Cyppa, A Positive Modulator Of Small-Conductance Ca2+-Activated K+ Channels, Inhibits Phasic Uterine Contractions And Delays Preterm Birth In Mice

Skarra DV, Cornwell T, Solodushko V, Brown A, Taylor MS. CyPPA, a positive modulator of small-conductance Ca2+-activated K+ channels, inhibits phasic uterine contractions and delays preterm birth in mice. Am J Physiol Cell Physiol 301: C1027-C1035, 2011. First published July 27, 2011; doi:10.1152/ajpcell.00082.2011.-Organized uterine contractions, including those necessary for parturition, are dependent on calcium entry through voltage-gated calcium channels in myometrial smooth muscle cells. Recent evidence suggests that small-conductance Ca2+-activated potassium channels (K(Ca)2), specifically isoforms K(Ca)2.2 and 2.3, may control these contractions through negative feedback regulation of Ca2+ entry. We tested whether selective pharmacologic activation of K(Ca)2.2/2.3 channels might depress uterine contractions, providing a new strategy for preterm labor intervention.
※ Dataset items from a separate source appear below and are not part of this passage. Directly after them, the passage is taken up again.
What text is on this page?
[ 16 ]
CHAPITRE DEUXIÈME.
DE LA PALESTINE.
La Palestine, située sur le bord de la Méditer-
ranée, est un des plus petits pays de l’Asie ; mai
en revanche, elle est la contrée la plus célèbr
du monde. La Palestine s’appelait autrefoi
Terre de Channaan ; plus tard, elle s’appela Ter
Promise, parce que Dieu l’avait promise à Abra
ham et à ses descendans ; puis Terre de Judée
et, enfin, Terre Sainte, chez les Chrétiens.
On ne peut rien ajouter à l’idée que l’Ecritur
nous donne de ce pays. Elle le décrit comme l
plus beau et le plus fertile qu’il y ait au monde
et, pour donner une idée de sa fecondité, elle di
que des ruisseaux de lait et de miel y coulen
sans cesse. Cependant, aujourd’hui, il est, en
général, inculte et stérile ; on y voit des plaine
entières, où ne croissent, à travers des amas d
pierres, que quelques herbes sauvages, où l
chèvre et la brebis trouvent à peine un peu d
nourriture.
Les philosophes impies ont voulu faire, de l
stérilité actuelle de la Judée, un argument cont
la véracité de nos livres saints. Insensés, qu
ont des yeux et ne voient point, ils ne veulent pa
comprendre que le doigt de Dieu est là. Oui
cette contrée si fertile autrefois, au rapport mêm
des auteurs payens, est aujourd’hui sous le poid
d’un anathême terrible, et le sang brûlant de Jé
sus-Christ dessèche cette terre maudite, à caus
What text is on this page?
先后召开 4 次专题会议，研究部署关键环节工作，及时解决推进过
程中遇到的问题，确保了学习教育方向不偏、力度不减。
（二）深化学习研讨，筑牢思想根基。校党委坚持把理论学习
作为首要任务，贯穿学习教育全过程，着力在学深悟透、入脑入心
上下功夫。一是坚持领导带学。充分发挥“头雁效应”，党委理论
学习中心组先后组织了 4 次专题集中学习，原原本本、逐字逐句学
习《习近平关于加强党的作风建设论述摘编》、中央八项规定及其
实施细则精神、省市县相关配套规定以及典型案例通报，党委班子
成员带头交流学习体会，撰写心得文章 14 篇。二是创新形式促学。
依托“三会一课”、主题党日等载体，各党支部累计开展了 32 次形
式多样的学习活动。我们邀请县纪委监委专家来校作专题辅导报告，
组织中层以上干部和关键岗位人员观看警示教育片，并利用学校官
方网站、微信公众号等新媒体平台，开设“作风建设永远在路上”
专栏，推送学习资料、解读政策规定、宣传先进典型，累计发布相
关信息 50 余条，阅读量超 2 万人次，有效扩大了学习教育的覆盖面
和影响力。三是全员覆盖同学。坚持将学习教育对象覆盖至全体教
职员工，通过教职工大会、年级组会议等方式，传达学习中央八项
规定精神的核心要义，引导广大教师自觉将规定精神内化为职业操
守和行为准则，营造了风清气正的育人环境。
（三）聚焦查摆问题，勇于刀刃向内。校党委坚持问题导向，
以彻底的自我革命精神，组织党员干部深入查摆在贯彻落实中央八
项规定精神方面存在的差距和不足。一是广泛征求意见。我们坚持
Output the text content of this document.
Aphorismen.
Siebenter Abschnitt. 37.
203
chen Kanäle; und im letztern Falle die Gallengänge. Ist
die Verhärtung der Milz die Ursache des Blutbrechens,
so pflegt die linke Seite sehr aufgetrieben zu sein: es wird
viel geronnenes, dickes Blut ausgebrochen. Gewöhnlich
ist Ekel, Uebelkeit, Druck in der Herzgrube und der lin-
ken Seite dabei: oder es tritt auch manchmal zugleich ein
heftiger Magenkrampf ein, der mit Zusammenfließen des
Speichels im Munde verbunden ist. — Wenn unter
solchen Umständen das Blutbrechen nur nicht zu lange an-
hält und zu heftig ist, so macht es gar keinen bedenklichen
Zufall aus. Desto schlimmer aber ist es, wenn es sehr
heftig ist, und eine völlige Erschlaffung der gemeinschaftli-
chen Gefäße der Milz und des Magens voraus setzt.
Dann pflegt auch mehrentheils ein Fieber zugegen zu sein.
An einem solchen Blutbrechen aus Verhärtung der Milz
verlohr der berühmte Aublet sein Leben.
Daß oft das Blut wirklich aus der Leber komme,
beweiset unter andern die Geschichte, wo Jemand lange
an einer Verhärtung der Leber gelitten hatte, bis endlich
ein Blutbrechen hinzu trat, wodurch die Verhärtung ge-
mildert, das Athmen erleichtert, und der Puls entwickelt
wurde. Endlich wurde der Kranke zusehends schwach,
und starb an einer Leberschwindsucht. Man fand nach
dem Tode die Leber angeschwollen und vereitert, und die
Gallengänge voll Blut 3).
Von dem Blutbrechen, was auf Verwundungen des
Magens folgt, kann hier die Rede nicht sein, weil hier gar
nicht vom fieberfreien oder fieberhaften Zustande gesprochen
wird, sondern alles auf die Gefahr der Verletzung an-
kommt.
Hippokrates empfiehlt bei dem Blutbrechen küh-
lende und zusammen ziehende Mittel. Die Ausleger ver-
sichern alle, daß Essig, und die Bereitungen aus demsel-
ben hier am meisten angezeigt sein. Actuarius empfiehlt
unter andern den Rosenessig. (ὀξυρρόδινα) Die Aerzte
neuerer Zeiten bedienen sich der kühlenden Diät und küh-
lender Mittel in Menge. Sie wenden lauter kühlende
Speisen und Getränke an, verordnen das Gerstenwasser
Western blot analysis and immunofluorescence microscopy revealed expression of both K(Ca)2.2 and K(Ca)2.3 in the myometrium of nonpregnant (NP) and pregnant (gestation day 10 and 16; D10 and D16, respectively) mice. Spontaneous phasic contractions of isolated NP, D10, and D16 uterine strips were all suppressed by the K(Ca)2.2/2.3-selective activator CyPPA in a concentration-dependent manner. This effect was antagonized by the selective K(Ca)2 inhibitor apamin. Whereas CyPPA sensitivity was reduced in D10 and D16 versus NP strips (pIC(50) 5.33 +/- 0.09, 4.64 +/- 0.03, 4.72 +/- 0.10, respectively), all contractions were abolished between 30 and 60 mu M. Blunted contractions were associated with CyPPA depression of spontaneous Ca2+ events in myometrial smooth muscle bundles. Augmentation of uterine contractions with oxytocin or prostaglandin F-2 alpha did not reduce CyPPA sensitivity or efficacy. Finally, in an RU486-induced preterm labor model, CyPPA significantly delayed time to delivery by 3.4 h and caused a 2.5-fold increase in pup retention. These data indicate that pharmacologic stimulation of myometrial K(Ca)2.2/2.3 channels effectively suppresses Ca2+-mediated uterine contractions and delays preterm birth in mice, supporting the potential utility of this approach in tocolytic therapies.